Figure 2. Long Evans rat spermatogonial sub-culture and genetic modification.

a) Left: Laminin-Binding spermatogenic cells illustrated in Figure 1 were used to derive Long Evans rat spermatogonial lines that develop into colonies (yellow arrows) on MEF feeder layers (cyan arrows). Scale, 40 μm. Right: Propagation of a Long Evans rat spermatogonial line during sub-culture on MEFs. Graph depicts spermatogonial yield following passages 1–5 on MEFs.

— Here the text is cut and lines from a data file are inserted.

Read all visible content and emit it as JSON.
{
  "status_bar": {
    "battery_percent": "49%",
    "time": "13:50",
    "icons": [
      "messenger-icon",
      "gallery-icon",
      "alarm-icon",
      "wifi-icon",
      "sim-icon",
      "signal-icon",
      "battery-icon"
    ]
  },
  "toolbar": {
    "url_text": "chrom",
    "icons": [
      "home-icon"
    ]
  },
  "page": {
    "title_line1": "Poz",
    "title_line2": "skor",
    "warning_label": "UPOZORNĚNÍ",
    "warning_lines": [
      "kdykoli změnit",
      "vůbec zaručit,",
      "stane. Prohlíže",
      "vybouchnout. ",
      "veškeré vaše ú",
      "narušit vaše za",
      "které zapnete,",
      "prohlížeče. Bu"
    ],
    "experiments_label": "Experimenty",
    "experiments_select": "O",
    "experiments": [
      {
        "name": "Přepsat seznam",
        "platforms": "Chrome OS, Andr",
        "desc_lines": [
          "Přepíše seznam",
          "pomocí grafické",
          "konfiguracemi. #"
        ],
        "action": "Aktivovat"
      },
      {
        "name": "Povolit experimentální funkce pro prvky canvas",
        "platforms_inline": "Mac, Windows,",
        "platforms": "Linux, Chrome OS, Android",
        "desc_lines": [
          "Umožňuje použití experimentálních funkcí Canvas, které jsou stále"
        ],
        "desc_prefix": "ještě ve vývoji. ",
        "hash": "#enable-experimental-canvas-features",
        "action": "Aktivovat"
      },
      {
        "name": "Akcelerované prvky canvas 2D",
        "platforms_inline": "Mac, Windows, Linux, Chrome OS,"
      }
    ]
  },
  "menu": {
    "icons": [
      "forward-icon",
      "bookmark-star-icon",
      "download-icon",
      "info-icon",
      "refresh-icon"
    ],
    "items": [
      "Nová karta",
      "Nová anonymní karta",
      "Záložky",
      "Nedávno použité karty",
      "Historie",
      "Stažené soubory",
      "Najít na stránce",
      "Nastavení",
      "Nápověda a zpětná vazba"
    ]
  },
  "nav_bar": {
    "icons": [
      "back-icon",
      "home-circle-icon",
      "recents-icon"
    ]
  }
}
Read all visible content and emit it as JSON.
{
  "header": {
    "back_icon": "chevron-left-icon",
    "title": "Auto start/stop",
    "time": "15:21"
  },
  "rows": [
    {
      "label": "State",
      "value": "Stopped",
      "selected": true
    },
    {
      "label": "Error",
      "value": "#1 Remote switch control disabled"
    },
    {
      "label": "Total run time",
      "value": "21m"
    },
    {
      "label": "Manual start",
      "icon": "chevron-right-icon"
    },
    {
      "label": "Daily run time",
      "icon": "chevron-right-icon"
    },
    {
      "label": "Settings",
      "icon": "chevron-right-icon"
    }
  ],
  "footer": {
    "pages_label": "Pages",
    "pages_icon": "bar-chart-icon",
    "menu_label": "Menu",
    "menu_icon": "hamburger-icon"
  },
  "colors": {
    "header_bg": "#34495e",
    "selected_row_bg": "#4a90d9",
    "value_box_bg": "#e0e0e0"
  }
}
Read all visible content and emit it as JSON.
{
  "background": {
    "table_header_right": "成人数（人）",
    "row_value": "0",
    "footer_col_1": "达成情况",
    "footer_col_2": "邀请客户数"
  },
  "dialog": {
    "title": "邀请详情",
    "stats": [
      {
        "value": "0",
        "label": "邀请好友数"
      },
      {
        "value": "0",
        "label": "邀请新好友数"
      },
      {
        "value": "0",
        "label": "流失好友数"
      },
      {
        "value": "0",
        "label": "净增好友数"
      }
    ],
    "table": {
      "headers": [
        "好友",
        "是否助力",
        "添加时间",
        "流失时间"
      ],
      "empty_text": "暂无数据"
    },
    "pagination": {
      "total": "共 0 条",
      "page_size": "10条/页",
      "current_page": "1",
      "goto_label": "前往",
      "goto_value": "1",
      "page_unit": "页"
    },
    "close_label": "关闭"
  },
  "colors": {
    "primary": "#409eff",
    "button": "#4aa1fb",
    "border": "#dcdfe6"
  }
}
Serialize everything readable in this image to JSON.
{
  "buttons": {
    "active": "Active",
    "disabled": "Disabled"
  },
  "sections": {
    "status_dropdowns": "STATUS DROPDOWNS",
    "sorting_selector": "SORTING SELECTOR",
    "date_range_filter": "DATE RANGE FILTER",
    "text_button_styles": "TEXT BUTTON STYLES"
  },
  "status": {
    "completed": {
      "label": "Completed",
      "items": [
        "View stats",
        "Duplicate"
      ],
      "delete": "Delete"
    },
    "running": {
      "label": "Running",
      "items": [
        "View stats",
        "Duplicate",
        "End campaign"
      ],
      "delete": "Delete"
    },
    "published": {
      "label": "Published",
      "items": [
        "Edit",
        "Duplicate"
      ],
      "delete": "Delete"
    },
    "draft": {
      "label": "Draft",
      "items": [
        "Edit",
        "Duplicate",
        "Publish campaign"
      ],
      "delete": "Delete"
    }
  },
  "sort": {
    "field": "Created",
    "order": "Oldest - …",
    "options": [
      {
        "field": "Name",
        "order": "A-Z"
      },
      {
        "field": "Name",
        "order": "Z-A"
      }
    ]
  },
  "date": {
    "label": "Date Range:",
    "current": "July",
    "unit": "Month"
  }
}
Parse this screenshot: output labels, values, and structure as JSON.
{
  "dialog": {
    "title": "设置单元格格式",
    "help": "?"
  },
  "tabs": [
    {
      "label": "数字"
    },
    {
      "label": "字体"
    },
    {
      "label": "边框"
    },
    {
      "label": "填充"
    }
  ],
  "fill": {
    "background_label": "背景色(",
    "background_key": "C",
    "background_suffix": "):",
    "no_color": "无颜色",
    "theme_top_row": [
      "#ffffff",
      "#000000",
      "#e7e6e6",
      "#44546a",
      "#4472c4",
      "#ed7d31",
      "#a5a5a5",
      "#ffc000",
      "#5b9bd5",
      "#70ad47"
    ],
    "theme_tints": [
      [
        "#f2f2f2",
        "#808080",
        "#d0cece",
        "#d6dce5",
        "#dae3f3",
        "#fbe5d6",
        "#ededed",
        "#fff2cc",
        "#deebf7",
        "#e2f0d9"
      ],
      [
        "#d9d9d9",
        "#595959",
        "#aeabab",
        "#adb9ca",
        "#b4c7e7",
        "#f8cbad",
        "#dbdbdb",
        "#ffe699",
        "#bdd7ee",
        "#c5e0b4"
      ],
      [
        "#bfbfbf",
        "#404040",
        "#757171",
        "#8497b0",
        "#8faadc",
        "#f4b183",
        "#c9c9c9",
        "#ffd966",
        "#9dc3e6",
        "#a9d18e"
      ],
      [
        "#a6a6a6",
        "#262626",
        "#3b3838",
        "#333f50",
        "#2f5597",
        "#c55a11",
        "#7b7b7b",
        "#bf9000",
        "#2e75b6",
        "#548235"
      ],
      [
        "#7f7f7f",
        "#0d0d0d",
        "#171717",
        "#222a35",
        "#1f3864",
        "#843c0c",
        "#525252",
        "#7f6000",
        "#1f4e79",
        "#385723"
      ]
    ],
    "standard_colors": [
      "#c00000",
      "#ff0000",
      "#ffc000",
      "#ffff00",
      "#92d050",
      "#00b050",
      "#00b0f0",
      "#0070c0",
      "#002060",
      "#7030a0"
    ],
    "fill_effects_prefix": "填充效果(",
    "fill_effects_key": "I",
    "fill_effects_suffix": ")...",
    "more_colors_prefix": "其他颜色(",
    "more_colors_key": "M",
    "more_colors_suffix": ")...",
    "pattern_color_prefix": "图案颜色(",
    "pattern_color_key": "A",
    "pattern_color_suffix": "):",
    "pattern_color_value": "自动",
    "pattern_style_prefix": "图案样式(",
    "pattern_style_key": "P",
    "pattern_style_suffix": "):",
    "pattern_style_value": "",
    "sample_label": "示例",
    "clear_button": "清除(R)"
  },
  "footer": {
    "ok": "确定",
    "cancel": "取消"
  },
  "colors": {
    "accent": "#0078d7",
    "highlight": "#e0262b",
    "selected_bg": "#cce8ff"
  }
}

b) Flow analysis of a Long Evans rat spermatogonial line following transfection with pSBDazl-tdTomato (SB transposon) + pSBM3A (SB transposase) plasmids. Left: Red Fluorescence intensity (Region 2) in cells gated from Region 1 in adjacent forward and side scatter plots following transfection with pSBDazl-tdTomato + pSBM3A plasmids (Plus Transfection). Untransfected spermatogonia from the same culture were used to define Region 2 (Minus Transfection). Right: percent tdTomato⁺ cells in Region 2 scatter plots at passage 4 following co-transfection with pSBDazl-tdTomato and pSBM3A (+TF; ±SEM, n=3 transfections/spermatogonial line) -TF, Minus Transfection culture used to determine background fluorescence.